Yesterday, we showed how markets appeared to be pricing in relative calm ahead of a series of events that each had the potential to move markets significantly. As of now, with the S&P 500 (SPX) and NASDAQ 100 (NDX) Indices both up about 0.25%, the volatility markets appear to have been correct. It is interesting to see a relative yawn after blowout earnings from Apple (AAPL) and Facebook (FB) – the largest index component and a top 5 counterpart, – a continued commitment to dovish monetary policy from Federal Reserve Chair Powell, and a State of the Union address from President Biden that offered few surprises. What gives?
For starters, neither Chair Powell nor President Biden (I list them in order of direct influence upon markets), said anything particularly new. Markets move more when they are surprised. The Fed remains committed to easy money until or unless they deem inflation to be something other than transitory and/or full employment is achieved. That’s not new. The President wants a robust infrastructure package and higher taxes on the highest earners. That’s not new either. With neither leader offering substantially different guidance or unanticipated policy hints, investors could largely ignore their comments. The takeaway from the FOMC and SOTU was if you already like your investments, you have no immediate reason to change that view, but you also have little impetus to add to them.

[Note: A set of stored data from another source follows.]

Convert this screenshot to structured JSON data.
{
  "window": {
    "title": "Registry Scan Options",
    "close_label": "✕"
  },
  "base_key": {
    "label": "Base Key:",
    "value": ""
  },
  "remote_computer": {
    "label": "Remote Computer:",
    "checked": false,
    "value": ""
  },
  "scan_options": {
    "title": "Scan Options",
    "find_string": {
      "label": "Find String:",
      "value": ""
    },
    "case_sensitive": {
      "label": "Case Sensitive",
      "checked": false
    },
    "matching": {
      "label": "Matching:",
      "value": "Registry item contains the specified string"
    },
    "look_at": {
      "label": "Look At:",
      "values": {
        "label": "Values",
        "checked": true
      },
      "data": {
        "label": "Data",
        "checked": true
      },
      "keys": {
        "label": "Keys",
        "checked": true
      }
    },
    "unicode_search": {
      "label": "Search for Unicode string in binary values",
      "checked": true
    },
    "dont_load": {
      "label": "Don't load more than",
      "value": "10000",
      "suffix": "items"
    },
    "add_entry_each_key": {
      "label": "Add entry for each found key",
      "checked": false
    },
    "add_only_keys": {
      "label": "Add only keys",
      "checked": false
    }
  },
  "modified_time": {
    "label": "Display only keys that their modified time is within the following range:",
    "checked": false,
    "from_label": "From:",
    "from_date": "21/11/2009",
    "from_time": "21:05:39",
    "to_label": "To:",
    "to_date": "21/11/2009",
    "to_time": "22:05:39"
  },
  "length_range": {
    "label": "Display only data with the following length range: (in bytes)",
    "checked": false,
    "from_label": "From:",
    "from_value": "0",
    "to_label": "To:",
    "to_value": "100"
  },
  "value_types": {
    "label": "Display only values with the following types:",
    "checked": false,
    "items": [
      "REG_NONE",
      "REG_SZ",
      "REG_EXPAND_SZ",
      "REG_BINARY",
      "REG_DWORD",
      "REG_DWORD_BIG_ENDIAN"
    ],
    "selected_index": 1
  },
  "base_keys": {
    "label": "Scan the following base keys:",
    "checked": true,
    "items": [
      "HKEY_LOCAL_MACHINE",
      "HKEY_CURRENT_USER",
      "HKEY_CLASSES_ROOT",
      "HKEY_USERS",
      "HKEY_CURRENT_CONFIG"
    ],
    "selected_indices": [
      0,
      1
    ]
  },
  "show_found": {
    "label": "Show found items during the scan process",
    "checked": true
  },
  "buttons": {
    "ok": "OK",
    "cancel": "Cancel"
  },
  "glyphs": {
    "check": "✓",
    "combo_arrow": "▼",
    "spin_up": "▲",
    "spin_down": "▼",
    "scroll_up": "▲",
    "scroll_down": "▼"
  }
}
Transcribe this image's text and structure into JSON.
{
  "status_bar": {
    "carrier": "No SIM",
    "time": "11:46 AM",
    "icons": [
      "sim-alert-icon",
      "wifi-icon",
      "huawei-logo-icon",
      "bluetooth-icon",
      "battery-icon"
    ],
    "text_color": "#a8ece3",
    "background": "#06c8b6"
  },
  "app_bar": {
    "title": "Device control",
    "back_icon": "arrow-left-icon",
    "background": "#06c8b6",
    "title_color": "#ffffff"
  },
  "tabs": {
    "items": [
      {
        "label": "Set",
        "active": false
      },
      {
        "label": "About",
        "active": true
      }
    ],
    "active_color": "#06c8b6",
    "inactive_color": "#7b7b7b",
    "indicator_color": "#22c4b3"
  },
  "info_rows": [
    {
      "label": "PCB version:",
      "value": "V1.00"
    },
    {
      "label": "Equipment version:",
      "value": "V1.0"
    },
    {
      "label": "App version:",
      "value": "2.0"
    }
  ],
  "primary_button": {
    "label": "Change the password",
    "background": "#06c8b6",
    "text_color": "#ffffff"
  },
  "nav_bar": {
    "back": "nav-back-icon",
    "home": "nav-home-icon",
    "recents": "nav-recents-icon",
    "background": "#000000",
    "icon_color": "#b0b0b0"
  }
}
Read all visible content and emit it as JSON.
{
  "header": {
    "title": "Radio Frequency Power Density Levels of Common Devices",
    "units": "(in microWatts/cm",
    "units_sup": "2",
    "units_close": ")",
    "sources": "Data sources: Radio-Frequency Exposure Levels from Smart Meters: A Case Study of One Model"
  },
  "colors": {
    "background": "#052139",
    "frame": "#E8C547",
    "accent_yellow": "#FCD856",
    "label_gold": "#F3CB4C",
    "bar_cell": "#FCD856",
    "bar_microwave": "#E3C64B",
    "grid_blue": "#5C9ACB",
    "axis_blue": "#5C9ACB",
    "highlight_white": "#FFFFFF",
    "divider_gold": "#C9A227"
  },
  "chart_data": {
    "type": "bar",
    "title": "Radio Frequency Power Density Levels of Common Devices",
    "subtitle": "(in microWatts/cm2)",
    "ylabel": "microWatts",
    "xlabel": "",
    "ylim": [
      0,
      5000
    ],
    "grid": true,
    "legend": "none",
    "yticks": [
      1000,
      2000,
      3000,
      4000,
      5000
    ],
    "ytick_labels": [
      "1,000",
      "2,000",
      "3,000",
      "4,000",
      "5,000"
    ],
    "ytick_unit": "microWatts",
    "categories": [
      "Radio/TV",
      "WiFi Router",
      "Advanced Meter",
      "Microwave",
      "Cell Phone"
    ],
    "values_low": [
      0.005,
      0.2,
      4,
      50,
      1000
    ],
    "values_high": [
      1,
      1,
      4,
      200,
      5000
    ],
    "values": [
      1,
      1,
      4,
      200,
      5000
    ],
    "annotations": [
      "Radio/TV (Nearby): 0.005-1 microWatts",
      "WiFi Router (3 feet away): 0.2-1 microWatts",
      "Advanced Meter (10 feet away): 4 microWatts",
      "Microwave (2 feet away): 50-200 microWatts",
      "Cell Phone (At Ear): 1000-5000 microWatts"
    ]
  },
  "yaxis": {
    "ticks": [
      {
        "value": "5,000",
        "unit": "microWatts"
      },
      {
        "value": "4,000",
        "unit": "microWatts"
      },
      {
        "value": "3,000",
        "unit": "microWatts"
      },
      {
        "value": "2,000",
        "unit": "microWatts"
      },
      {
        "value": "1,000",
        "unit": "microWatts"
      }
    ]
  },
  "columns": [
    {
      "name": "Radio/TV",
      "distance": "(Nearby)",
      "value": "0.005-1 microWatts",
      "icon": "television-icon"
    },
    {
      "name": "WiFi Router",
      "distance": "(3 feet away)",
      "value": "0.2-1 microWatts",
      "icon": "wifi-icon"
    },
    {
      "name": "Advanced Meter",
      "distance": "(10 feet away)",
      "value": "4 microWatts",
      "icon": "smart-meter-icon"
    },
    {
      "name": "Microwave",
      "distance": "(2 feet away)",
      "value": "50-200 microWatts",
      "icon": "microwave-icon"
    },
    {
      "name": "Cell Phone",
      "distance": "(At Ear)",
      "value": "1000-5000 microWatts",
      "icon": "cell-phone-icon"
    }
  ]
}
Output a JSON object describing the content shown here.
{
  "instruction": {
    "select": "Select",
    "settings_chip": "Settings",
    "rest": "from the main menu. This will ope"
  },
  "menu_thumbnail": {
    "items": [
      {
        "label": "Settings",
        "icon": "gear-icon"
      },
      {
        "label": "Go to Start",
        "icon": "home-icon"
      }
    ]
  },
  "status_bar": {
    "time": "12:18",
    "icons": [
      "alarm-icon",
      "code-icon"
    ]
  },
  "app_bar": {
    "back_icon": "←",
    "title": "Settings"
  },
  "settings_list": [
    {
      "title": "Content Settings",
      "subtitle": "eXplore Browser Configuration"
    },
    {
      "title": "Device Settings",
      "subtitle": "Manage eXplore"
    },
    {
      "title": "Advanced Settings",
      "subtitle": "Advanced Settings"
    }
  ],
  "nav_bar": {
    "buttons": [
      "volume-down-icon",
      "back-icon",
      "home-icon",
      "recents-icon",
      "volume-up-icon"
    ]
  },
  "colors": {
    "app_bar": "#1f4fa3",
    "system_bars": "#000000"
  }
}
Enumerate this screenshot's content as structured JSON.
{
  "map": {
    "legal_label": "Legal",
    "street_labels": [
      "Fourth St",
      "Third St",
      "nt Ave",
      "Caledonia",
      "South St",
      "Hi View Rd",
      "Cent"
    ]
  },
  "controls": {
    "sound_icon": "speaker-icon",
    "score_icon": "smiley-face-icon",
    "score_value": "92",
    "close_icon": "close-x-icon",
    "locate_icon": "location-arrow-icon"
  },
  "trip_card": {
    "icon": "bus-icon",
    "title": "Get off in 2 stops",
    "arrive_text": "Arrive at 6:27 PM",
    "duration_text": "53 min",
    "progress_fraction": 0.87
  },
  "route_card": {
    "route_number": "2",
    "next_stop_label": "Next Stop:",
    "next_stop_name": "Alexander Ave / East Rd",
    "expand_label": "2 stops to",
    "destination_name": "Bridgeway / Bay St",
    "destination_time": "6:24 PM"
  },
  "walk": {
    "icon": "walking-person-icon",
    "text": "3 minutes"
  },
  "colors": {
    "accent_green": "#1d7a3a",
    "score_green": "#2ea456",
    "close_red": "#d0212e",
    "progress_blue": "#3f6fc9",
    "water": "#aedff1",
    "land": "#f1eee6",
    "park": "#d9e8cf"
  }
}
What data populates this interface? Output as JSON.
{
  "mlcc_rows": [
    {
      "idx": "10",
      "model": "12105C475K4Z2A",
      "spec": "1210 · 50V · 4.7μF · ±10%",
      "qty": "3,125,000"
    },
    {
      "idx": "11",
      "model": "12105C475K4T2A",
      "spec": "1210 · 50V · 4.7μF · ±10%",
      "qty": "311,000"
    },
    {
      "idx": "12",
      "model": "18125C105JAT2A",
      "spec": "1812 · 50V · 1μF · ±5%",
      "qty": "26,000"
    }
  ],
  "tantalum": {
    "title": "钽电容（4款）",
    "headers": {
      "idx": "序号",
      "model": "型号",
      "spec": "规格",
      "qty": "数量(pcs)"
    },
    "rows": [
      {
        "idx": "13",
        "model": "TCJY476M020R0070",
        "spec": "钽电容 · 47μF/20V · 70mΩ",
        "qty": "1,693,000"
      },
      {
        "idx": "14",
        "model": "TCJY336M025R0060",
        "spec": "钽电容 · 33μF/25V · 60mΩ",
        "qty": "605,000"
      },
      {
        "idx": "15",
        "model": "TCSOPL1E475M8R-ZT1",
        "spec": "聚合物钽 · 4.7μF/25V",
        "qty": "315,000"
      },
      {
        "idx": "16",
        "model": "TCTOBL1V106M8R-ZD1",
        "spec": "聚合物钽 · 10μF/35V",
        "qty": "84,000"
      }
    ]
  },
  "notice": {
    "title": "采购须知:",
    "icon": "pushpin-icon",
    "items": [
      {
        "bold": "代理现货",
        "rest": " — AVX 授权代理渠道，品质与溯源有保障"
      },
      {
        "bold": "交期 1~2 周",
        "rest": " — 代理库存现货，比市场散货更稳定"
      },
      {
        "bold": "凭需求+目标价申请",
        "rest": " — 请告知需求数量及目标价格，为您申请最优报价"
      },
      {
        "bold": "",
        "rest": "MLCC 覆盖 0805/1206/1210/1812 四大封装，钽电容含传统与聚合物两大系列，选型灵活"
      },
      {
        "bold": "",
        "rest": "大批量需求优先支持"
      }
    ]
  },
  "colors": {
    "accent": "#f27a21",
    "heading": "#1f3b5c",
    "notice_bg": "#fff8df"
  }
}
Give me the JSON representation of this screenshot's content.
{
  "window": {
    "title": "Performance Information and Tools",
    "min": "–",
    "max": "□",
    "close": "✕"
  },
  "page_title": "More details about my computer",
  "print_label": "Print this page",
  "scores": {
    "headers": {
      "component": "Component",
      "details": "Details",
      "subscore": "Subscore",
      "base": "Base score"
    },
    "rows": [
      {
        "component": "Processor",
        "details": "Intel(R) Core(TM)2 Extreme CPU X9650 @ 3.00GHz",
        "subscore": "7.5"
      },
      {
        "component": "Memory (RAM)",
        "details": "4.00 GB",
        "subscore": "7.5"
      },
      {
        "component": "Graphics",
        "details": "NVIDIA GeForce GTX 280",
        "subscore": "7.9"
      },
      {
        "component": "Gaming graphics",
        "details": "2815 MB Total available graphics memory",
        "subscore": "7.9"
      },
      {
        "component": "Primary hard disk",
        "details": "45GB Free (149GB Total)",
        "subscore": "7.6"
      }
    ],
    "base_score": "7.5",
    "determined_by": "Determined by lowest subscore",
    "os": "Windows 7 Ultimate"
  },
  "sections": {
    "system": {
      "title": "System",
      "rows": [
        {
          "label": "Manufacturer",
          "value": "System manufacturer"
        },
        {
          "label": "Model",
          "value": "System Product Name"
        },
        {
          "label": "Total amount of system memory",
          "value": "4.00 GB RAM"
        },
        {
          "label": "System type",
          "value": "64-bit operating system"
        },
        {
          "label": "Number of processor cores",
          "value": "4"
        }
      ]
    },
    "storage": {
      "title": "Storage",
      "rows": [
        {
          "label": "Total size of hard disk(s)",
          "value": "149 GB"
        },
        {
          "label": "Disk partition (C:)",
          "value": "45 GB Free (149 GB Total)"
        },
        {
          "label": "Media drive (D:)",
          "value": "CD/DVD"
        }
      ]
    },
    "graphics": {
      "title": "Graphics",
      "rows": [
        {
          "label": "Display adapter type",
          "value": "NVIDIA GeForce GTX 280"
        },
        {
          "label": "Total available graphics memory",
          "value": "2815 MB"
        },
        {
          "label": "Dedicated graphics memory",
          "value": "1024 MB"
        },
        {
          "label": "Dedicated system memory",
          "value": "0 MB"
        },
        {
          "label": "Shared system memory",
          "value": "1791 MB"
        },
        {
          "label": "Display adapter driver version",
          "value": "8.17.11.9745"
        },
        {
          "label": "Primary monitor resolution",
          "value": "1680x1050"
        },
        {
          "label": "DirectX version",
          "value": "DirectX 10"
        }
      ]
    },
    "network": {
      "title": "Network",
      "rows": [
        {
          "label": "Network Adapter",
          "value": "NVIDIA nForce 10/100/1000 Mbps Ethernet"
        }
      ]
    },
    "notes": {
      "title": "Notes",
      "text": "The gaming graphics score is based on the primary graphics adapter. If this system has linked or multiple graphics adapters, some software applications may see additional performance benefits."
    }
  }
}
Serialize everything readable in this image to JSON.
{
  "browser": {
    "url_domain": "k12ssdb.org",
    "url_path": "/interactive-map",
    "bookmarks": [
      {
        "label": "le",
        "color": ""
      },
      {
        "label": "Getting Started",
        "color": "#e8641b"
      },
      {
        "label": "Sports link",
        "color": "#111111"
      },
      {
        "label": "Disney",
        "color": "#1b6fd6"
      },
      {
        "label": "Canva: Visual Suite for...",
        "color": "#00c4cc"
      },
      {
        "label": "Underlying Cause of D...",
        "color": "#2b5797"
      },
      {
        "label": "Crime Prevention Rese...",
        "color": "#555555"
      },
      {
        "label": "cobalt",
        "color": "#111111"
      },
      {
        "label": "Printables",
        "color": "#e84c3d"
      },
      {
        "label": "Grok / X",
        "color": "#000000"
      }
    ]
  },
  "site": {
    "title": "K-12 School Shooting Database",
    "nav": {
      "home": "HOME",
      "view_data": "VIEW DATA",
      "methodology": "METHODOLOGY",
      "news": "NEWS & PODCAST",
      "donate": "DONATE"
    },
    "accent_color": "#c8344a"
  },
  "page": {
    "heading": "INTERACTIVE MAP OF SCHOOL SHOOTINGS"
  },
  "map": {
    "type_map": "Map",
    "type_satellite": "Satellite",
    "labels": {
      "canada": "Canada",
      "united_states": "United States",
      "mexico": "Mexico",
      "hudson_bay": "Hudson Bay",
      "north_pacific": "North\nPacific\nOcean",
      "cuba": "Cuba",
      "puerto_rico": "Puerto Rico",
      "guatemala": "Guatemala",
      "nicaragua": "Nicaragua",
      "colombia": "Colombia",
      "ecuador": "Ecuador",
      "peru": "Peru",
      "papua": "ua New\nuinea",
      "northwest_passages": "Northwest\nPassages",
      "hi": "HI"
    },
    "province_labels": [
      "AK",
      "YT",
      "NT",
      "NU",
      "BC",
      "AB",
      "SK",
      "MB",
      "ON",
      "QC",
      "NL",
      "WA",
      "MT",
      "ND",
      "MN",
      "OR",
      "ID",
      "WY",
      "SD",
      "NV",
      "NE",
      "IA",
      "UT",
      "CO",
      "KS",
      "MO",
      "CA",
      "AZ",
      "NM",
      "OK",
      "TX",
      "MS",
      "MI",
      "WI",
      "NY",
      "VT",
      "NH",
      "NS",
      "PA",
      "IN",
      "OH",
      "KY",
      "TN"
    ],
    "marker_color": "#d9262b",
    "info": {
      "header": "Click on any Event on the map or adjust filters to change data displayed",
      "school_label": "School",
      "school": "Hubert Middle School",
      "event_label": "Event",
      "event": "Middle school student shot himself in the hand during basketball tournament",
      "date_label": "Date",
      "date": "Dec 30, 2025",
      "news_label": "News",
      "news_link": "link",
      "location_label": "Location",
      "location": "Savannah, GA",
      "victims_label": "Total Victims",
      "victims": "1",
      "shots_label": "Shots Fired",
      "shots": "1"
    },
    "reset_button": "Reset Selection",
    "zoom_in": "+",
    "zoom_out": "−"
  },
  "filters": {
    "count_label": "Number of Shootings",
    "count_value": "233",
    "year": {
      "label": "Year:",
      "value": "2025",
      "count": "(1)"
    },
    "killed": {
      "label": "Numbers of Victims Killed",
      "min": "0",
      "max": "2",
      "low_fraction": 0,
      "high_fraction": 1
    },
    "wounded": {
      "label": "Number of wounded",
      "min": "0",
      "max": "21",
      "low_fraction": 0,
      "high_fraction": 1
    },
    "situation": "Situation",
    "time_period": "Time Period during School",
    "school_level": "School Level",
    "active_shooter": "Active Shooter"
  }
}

The news on the earnings front was different. AAPL and FB continued to fill the mega-cap earnings bingo card with better than anticipated results. Leaving aside the obvious question of how did so many smart and well-paid analysts get their estimates so wrong, this continues to reward investors who have pushed the leading tech stocks to enormous market capitalizations. Yet only FB is being truly rewarded for its efforts. It is up over 6% while AAPL is up less than 1%. A possible answer to that performance differential helps explain equity markets’ lack of enthusiasm.
AAPL noted that the ongoing semiconductor shortage could hurt earnings by as much as $4 billion in the third quarter. If there was any company that seems too big to be hindered, it’s AAPL. They’re the biggest customer for chips out there – companies should be rushing to meet their demand first, no? If they can’t get the chips they need, who else can? Apparently not Caterpillar (CAT), who says they may not meet 2021 end user demand, or Ford (F) who expects as much as a $2.5 billion impact to its bottom line.
It may be that equity investors are coming around to what commodity traders have known for weeks. Demand is exceeding supply. Anyone who understands basic economics knows that if demand increases faster than supply, prices rise. Semiconductors are not traded on commodity exchanges, but copper, lumber, corn and soybeans – to name a few – are. They are all up sharply over the past few months. We can attribute the rises in the first two commodities to sharply increased demand for housing. To what do we attribute the rises in the latter two? Sharply increased demand for eating?
Another basic economic tenet has always been that inflation is primarily a monetary phenomenon. When gold was money, there was a startling bout of inflation in Spain from the late 15th through early 17th centuries, as the influx of gold from their New World colonies flooded the market in Europe. The supply of money rose sharply, meaning the consumers required more of it to purchase the same amount of goods. When money became paper, bouts of inflation sometimes resulted when governments printed ever-increasing amounts of it. Is it all that surprising that the phenomenal amounts of money being created by the Federal Reserve and given to individuals by the Federal Government might result in inflationary pressure?
For many, the answer is yes. For the better part of 13 years, we have seen an almost relentlessly accommodative Federal Reserve. Throughout that period, we have seen significant appreciation in financial assets, but little follow through in measures like the Consumer Price Index (CPI) or Personal Consumption Expenditures (PCE). That led us into a period of price complacency. Investors learned not to fight the Fed, while consumers faced few pressures otherwise. That narrative may be changing, and that could be what is holding stocks back somewhat.
The Fed continues to view the current inflationary pressures as transitory and resolves that they will not adjust monetary policy until they see sustained, non-transitory inflation. The difficulty with that approach is that it is incredibly difficult to distinguish transitory from non-transitory inflation. This morning’s release of the GDP Price Index calls that into question. It rose 4.1% vs. an expected 2.6%. On the surface, that is worrisome. It becomes less worrisome when compared to the Core PCE of 2.3%, vs. an expected 2.4%. That is right in the Fed’s wheelhouse. Putting aside the standard inflationary complaint that we still need the items in non-core inflation like food and energy, the Fed can still stand pat – at least for now.
Yet it may be that investors are beginning to worry. Not too much, obviously, because markets are higher, but something is holding them back today. Are investors getting concerned that the transitory price increases are becoming something more concerning? Are they unhappy because higher commodity prices and nagging supply chain issues could affect corporate earnings? Quite possibly. If the commodity cycle eases, vindicating the Fed’s approach, this will turn out to be another in a long series of temporary concerns that investors have chosen to look beyond. If not, and the Fed is forced to act more quickly than investors are anticipating, don’t fight the Fed takes on a completely different meaning.